Las fotografías mostraban los vehículos destrozados bajo una intensa tormenta.

Entre ellas aparecía el automóvil azul de Sofía.

Y colgando del espejo retrovisor estaba el pequeño impermeable amarillo.

El mismo que Alejandro había reconocido semanas antes.

Levanté la mirada.

—Lo sabías.

Alejandro asintió lentamente.

—No desde el principio.

—¿Cuándo?

—Hace poco más de un mes.

Mi respiración se aceleró.

—¿Un mes?

—Encontré documentos que habían sido ocultados.

Entonces comenzó a explicarlo todo.

Tras el accidente había permanecido varias semanas hospitalizado.

Durante ese tiempo, su tía Verónica había manejado todos los asuntos familiares.

Cuando finalmente comenzó a revisar los expedientes relacionados con el accidente, descubrió algo inesperado.

Existía otra sobreviviente.

Una joven llamada Sofía Navarro.

Y toda referencia a ella había sido eliminada de los informes que él había recibido.

—Cuando encontré el expediente completo entendí lo que había pasado.

Sentí rabia.

Confusión.

Dolor.

—¿Por qué no me lo dijiste inmediatamente?

Alejandro bajó la mirada.

—Porque necesitaba pruebas.

Y porque sabía que si te contaba todo antes, jamás aceptarías mi ayuda.

No pude discutir eso.

Probablemente tenía razón.

El verdadero enemigo

Continué leyendo los documentos.

Entonces encontré algo todavía peor.

Un memorándum firmado por Verónica Mendoza.

Decía:

«No se recomienda ningún contacto adicional con la familia de la otra sobreviviente. Cualquier interacción podría generar responsabilidades legales innecesarias. Caso cerrado.»

Caso cerrado.

Así se había referido a mi hija.

Como si fuera un problema administrativo.

Como si su vida no importara.

Sentí una mezcla de furia e impotencia.

—Ella sabía que Sofía estaba viva.

—Sí.

—Sabía que existía una madre buscándola.

—Sí.

—Y decidió ignorarnos.

Alejandro asintió.

—Por eso necesitaba que estuvieras aquí.

La confrontación

Como si hubiera estado esperando el momento exacto, la puerta se abrió.

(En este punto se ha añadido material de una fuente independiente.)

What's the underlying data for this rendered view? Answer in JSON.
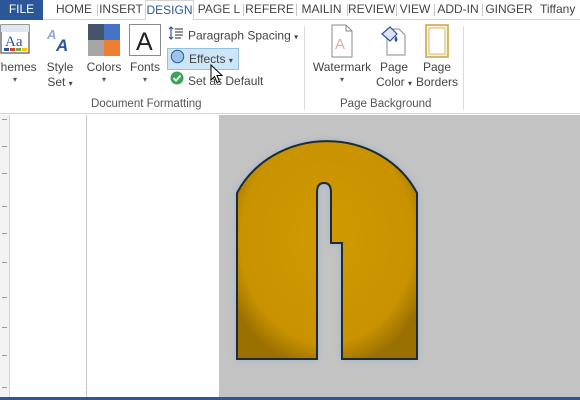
{
  "tabs": [
    {
      "label": "FILE"
    },
    {
      "label": "HOME"
    },
    {
      "label": "INSERT"
    },
    {
      "label": "DESIGN"
    },
    {
      "label": "PAGE L"
    },
    {
      "label": "REFERE"
    },
    {
      "label": "MAILIN"
    },
    {
      "label": "REVIEW"
    },
    {
      "label": "VIEW"
    },
    {
      "label": "ADD-IN"
    },
    {
      "label": "GINGER"
    }
  ],
  "active_tab": "DESIGN",
  "user": "Tiffany",
  "document_formatting": {
    "group_label": "Document Formatting",
    "themes_label": "Themes",
    "style_set_label": "Style Set",
    "style_set_line1": "Style",
    "style_set_line2": "Set",
    "colors_label": "Colors",
    "fonts_label": "Fonts",
    "paragraph_spacing_label": "Paragraph Spacing",
    "effects_label": "Effects",
    "set_as_default_label": "Set as Default"
  },
  "page_background": {
    "group_label": "Page Background",
    "watermark_label": "Watermark",
    "page_color_line1": "Page",
    "page_color_line2": "Color",
    "page_borders_line1": "Page",
    "page_borders_line2": "Borders"
  },
  "document": {
    "glyph": "A",
    "glyph_fill": "#c99200",
    "glyph_glow": "#6b9fd6",
    "page_background_color": "#c3c3c3"
  },
  "colors": {
    "accent": "#2b579a",
    "highlight": "#cde6f7"
  }
}
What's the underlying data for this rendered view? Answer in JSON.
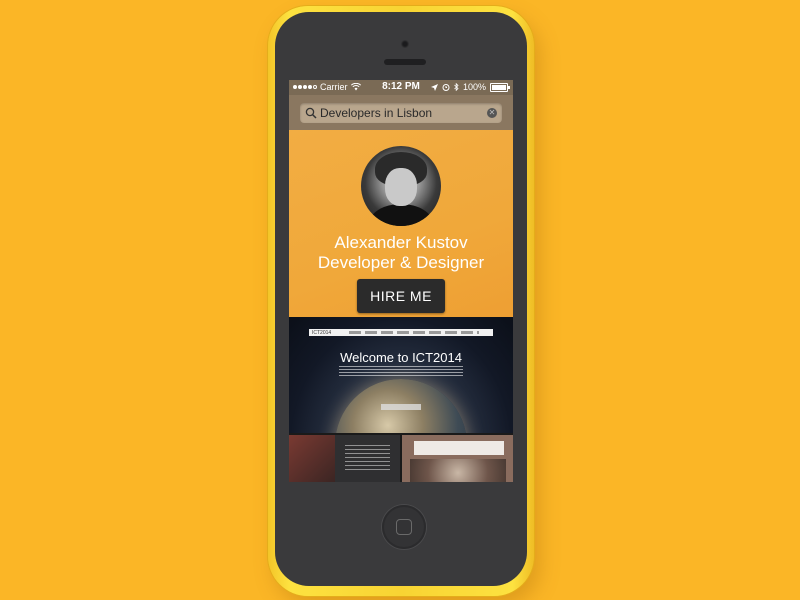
{
  "status_bar": {
    "carrier": "Carrier",
    "time": "8:12 PM",
    "battery": "100%"
  },
  "search": {
    "query": "Developers in Lisbon"
  },
  "profile": {
    "name": "Alexander Kustov",
    "role": "Developer & Designer",
    "cta_label": "HIRE ME"
  },
  "portfolio": {
    "featured_title": "Welcome to ICT2014",
    "featured_logo": "ICT2014"
  },
  "colors": {
    "background": "#fbb626",
    "hero": "#f0a93b",
    "button": "#2b2b2b"
  }
}
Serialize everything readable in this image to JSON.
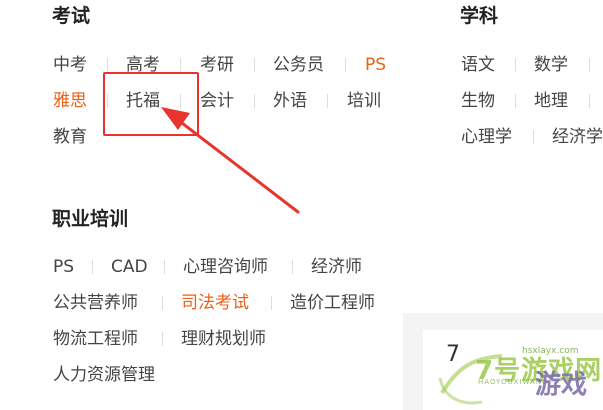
{
  "exam": {
    "title": "考试",
    "links": [
      "中考",
      "高考",
      "考研",
      "公务员",
      "PS",
      "雅思",
      "托福",
      "会计",
      "外语",
      "培训",
      "教育"
    ]
  },
  "subject": {
    "title": "学科",
    "links": [
      "语文",
      "数学",
      "生物",
      "地理",
      "心理学",
      "经济学"
    ]
  },
  "vocational": {
    "title": "职业培训",
    "links": [
      "PS",
      "CAD",
      "心理咨询师",
      "经济师",
      "公共营养师",
      "司法考试",
      "造价工程师",
      "物流工程师",
      "理财规划师",
      "人力资源管理"
    ]
  },
  "panel": {
    "number": "7"
  },
  "watermark": {
    "text": "7号游戏网",
    "sub": "HAOYOUXIWANG",
    "url": "hsxlayx.com",
    "game": "游戏"
  },
  "colors": {
    "highlight": "#e8621a",
    "annotation": "#e8342c",
    "watermark": "#9cc84a"
  }
}
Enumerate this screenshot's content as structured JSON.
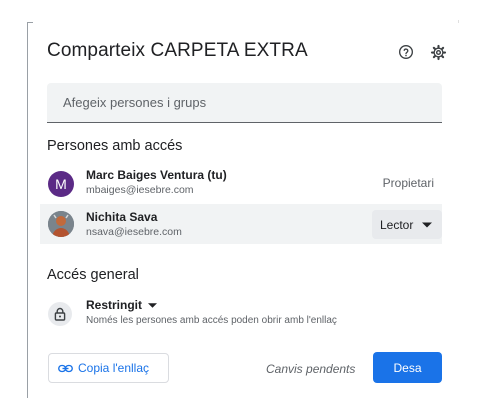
{
  "dialog": {
    "title": "Comparteix CARPETA EXTRA",
    "help_icon": "help-circle-icon",
    "settings_icon": "gear-icon"
  },
  "add_people": {
    "placeholder": "Afegeix persones i grups",
    "value": ""
  },
  "people_section": {
    "title": "Persones amb accés",
    "people": [
      {
        "name": "Marc Baiges Ventura (tu)",
        "email": "mbaiges@iesebre.com",
        "avatar_letter": "M",
        "role": "Propietari"
      },
      {
        "name": "Nichita Sava",
        "email": "nsava@iesebre.com",
        "role": "Lector"
      }
    ]
  },
  "general_access": {
    "title": "Accés general",
    "setting": "Restringit",
    "description": "Només les persones amb accés poden obrir amb l'enllaç",
    "icon": "lock-icon"
  },
  "footer": {
    "copy_link_label": "Copia l'enllaç",
    "copy_icon": "link-icon",
    "pending_text": "Canvis pendents",
    "save_label": "Desa"
  },
  "colors": {
    "accent": "#1a73e8",
    "avatar_bg": "#5b2a86",
    "field_bg": "#f1f3f4"
  }
}
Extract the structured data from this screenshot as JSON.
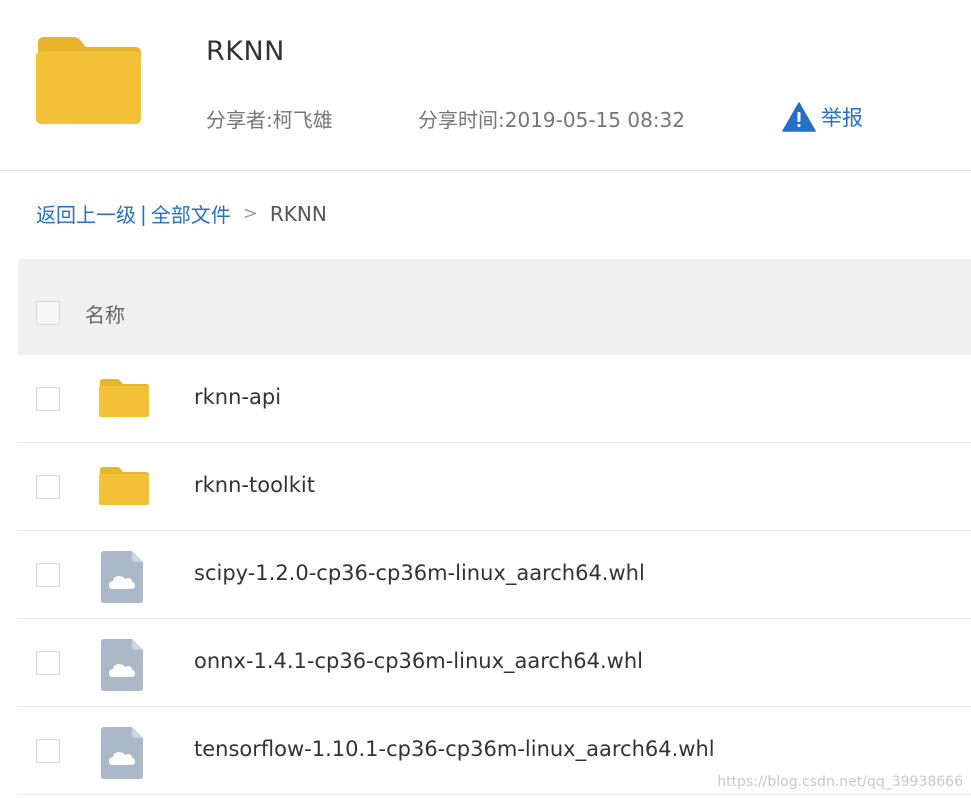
{
  "header": {
    "title": "RKNN",
    "sharer_label": "分享者:",
    "sharer_name": "柯飞雄",
    "time_label": "分享时间:",
    "time_value": "2019-05-15 08:32",
    "report_label": "举报"
  },
  "breadcrumb": {
    "back": "返回上一级",
    "separator": "|",
    "all_files": "全部文件",
    "arrow": ">",
    "current": "RKNN"
  },
  "list": {
    "column_name": "名称",
    "rows": [
      {
        "name": "rknn-api",
        "type": "folder"
      },
      {
        "name": "rknn-toolkit",
        "type": "folder"
      },
      {
        "name": "scipy-1.2.0-cp36-cp36m-linux_aarch64.whl",
        "type": "file"
      },
      {
        "name": "onnx-1.4.1-cp36-cp36m-linux_aarch64.whl",
        "type": "file"
      },
      {
        "name": "tensorflow-1.10.1-cp36-cp36m-linux_aarch64.whl",
        "type": "file"
      }
    ]
  },
  "watermark": "https://blog.csdn.net/qq_39938666",
  "colors": {
    "folder": "#f3c138",
    "folder_tab": "#e8b42c",
    "link": "#2570c9",
    "file_icon": "#aab8c7"
  },
  "icons": {
    "header": "folder-icon",
    "report": "warning-icon",
    "folder_row": "folder-icon",
    "file_row": "cloud-file-icon"
  }
}
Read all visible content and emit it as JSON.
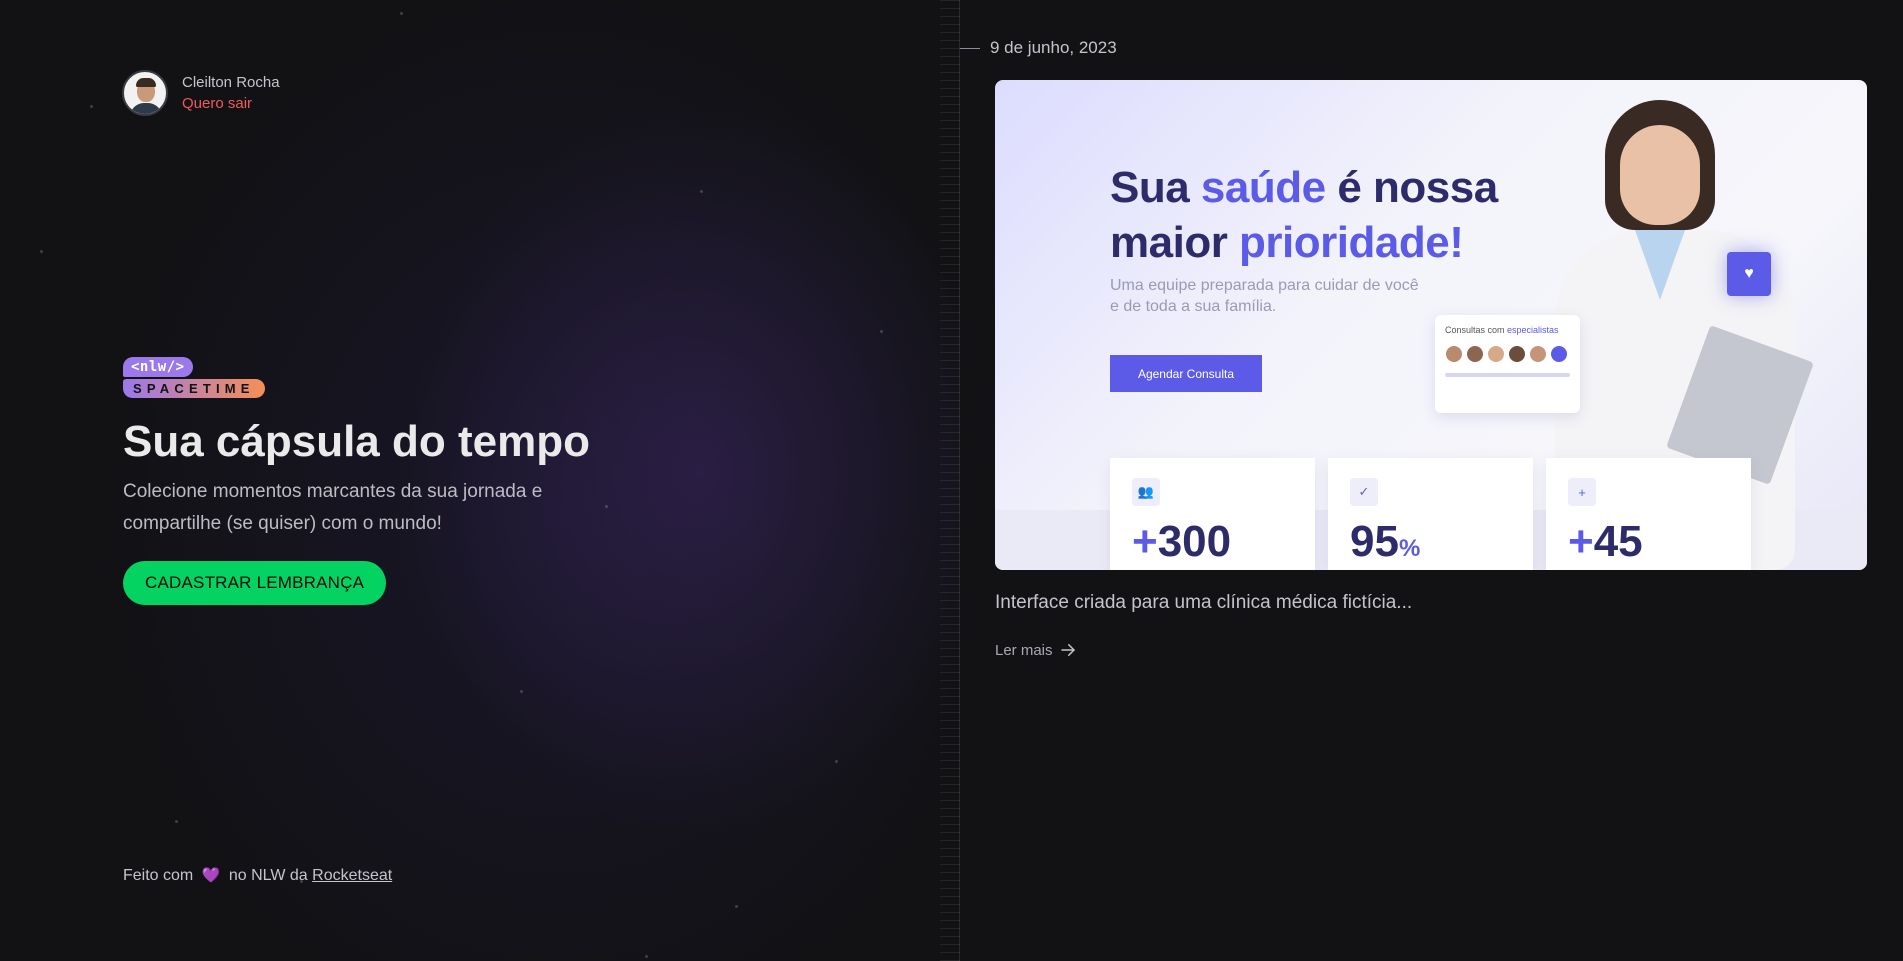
{
  "profile": {
    "name": "Cleilton Rocha",
    "logout_label": "Quero sair"
  },
  "logo": {
    "top": "<nlw/>",
    "bottom": "SPACETIME"
  },
  "hero": {
    "title": "Sua cápsula do tempo",
    "subtitle": "Colecione momentos marcantes da sua jornada e compartilhe (se quiser) com o mundo!",
    "cta_label": "CADASTRAR LEMBRANÇA"
  },
  "footer": {
    "prefix": "Feito com",
    "heart_icon": "heart-icon",
    "middle": "no NLW da",
    "link_label": "Rocketseat"
  },
  "memory": {
    "date": "9 de junho, 2023",
    "image": {
      "heading_part1": "Sua ",
      "heading_accent1": "saúde",
      "heading_part2": " é nossa",
      "heading_part3": "maior ",
      "heading_accent2": "prioridade!",
      "subtitle": "Uma equipe preparada para cuidar de você e de toda a sua família.",
      "button_label": "Agendar Consulta",
      "card_title": "Consultas com ",
      "card_title_accent": "especialistas",
      "stats": [
        {
          "prefix": "+",
          "value": "300",
          "icon": "users-icon"
        },
        {
          "prefix": "",
          "value": "95",
          "suffix": "%",
          "icon": "check-icon"
        },
        {
          "prefix": "+",
          "value": "45",
          "icon": "user-plus-icon"
        }
      ]
    },
    "excerpt": "Interface criada para uma clínica médica fictícia...",
    "read_more_label": "Ler mais"
  },
  "colors": {
    "background": "#121215",
    "accent_green": "#04d361",
    "logout_red": "#ef5a5a",
    "purple": "#8257e5"
  }
}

Verónica acababa de regresar a la mansión.

Entró en la habitación con expresión fría.

Sus ojos se dirigieron inmediatamente al sobre.

—Veo que finalmente le contaste.

Me puse de pie.

—¿Cómo pudo hacer algo así?

Ella mantuvo la calma.

—Protegía a mi sobrino.

—No. Protegía el dinero.

Por primera vez, su expresión cambió.

Alejandro avanzó con su silla.

—Durante meses ocultaste información.

—Tomé decisiones difíciles.

—Tomaste decisiones convenientes.

El silencio llenó la habitación.

Por primera vez, Verónica parecía no tener argumentos.